Die Errichtung von Hochhäusern hat häufig Einschränkungen des Windkomforts der die Gebäude umgebenden Freiflächen zur Folge. Im Rahmen eines Windgutachtens wurden daher mit Hilfe von Strömungssimulationen die windklimatischen Verhältnisse im bodennahen Außenbereich des Bauvorhabens ermittelt. Neben dem Planzustand mit den drei geplanten Baukörpern (Nordbaukörper, Stadtregal und Südbaukörper) wurde auch der Istzustand mit der aktuellen Bebauungssituation untersucht. Anhand von meteorologischen Klimadaten und Windkanaluntersuchungen und unter Berücksichtigung der angrenzenden Umgebungsbebauung wurden die untersuchten Bereiche in Komfortstufen gemäß VDI 3787 Blatt 4 eingeordnet (siehe nachfolgende Tabelle), die bestimmten Nutzungsanforderungen zugeordnet sind. Zudem wurde das Plangebiet auf mögliche unangenehme Bereiche und Gefährdungsstellen untersucht.
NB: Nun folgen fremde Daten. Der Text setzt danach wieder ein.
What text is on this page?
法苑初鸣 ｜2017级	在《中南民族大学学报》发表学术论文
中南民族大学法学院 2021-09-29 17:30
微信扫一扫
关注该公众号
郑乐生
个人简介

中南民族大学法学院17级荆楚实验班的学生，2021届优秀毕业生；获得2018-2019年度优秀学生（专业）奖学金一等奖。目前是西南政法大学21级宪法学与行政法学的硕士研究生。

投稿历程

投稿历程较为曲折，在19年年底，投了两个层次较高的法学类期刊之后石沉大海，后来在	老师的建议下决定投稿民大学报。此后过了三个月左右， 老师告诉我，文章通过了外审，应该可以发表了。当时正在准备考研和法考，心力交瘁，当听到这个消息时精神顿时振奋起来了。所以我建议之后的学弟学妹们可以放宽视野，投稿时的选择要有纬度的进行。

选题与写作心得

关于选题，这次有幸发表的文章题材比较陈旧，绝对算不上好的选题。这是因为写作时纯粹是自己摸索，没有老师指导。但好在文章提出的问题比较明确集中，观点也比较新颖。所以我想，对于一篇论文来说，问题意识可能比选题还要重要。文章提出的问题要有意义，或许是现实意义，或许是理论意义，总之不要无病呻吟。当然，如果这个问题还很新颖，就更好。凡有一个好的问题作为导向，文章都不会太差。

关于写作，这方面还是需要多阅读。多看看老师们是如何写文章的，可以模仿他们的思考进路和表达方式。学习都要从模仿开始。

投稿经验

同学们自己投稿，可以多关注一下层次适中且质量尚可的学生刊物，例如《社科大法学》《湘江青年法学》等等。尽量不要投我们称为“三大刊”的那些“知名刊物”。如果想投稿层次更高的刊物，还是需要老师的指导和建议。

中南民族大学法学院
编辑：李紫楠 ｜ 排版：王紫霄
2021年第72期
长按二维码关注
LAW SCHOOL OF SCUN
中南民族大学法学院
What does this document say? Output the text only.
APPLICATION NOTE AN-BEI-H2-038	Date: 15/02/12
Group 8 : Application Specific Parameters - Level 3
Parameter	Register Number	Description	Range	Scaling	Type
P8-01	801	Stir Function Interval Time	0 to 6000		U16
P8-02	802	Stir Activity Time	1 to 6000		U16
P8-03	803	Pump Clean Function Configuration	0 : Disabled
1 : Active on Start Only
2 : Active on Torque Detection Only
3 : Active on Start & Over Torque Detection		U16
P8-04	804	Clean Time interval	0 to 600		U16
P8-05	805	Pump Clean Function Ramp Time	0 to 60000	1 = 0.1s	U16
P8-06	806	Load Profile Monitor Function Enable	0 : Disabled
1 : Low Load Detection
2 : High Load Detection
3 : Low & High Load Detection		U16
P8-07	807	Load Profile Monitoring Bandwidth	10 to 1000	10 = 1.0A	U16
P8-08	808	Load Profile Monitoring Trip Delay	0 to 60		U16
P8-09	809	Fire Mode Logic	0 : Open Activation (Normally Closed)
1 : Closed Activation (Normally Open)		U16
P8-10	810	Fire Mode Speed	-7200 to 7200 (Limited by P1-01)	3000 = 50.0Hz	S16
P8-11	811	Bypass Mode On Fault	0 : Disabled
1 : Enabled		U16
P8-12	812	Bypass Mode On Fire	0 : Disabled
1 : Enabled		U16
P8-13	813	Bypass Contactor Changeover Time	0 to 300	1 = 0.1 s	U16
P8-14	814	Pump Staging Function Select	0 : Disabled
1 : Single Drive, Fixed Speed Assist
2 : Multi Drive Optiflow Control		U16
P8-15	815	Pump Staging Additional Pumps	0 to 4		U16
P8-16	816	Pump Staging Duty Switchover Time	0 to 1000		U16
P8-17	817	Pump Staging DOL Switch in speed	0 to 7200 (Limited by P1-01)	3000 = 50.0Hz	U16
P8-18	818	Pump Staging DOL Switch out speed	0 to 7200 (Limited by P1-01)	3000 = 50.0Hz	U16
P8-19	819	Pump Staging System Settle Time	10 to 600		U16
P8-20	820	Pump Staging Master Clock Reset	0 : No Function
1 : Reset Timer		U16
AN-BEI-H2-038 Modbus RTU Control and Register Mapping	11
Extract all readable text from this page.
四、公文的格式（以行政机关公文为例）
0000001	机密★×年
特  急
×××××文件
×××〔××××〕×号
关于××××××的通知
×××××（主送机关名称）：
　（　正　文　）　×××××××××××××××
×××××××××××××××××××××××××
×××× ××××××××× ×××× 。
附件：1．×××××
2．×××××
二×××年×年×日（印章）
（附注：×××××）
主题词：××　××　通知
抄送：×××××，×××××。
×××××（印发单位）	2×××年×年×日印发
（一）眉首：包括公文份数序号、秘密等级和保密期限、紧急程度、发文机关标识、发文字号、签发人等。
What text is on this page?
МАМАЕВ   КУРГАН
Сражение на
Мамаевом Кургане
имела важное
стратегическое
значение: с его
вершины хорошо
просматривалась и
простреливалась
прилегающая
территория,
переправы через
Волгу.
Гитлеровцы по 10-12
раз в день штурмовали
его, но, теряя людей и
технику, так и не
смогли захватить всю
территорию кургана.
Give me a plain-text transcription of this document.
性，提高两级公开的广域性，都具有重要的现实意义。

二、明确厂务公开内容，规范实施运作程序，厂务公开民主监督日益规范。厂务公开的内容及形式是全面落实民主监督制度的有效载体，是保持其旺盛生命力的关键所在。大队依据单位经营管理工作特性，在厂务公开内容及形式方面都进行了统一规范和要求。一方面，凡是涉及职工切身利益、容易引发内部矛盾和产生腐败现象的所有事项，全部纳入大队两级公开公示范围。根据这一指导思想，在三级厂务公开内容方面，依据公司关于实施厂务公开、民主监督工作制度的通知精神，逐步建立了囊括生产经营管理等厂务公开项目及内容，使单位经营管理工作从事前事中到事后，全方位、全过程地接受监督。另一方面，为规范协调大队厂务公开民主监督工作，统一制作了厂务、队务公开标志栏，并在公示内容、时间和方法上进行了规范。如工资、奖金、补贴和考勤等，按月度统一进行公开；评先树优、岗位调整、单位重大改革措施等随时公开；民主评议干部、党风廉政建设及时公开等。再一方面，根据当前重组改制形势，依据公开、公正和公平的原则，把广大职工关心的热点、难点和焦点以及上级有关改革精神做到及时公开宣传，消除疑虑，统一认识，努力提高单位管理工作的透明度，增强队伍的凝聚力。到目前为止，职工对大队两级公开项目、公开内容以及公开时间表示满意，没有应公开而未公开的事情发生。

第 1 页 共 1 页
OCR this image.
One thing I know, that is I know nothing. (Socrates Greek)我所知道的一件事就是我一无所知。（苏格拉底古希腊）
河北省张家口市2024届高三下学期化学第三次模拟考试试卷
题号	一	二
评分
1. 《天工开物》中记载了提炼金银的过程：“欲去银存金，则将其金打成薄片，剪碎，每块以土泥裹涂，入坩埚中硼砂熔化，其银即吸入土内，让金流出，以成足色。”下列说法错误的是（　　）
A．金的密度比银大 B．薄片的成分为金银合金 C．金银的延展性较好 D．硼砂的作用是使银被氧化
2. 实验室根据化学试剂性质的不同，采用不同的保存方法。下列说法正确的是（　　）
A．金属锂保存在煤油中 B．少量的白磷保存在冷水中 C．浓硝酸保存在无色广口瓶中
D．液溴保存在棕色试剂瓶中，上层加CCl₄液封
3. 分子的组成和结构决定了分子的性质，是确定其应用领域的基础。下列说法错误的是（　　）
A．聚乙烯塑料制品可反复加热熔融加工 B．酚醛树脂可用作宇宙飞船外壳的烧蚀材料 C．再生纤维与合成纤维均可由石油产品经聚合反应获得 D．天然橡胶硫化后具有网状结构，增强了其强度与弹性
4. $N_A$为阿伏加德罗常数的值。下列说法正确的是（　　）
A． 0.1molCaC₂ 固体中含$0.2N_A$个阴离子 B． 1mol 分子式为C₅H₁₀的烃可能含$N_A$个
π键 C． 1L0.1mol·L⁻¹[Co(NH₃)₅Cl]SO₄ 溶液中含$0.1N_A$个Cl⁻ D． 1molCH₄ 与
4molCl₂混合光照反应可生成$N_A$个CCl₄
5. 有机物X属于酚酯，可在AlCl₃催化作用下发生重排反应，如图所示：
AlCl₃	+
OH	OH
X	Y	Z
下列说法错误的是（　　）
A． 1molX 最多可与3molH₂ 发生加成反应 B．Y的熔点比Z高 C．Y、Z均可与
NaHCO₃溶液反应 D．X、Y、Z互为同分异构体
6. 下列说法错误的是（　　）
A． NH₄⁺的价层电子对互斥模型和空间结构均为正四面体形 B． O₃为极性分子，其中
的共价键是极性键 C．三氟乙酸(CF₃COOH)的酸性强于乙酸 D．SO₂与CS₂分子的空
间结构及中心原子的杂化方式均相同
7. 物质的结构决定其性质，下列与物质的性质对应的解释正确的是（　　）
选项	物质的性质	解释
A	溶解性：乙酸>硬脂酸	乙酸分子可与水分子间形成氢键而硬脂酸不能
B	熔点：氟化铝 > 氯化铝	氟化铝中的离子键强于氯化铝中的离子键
Windkomfortbereich | Längeres
Sitzen oder Stehen | Kurzzeitiges Sitzen oder Stehen | Langsames Flanieren, Bummeln | Zügiges Durchqueren |
A | geeignet | geeignet | geeignet | geeignet |
B | mäßig geeignet | geeignet | geeignet | geeignet |
C | ungeeignet | mäßig geeignet | geeignet | geeignet |
D | ungeeignet | ungeeignet | mäßig geeignet | noch geeignet |
Kriterien zur Beurteilung des lokalen Windklimas auf Belästigungen durch Wind (vgl. VDI 3787 Blatt 4 – 2020)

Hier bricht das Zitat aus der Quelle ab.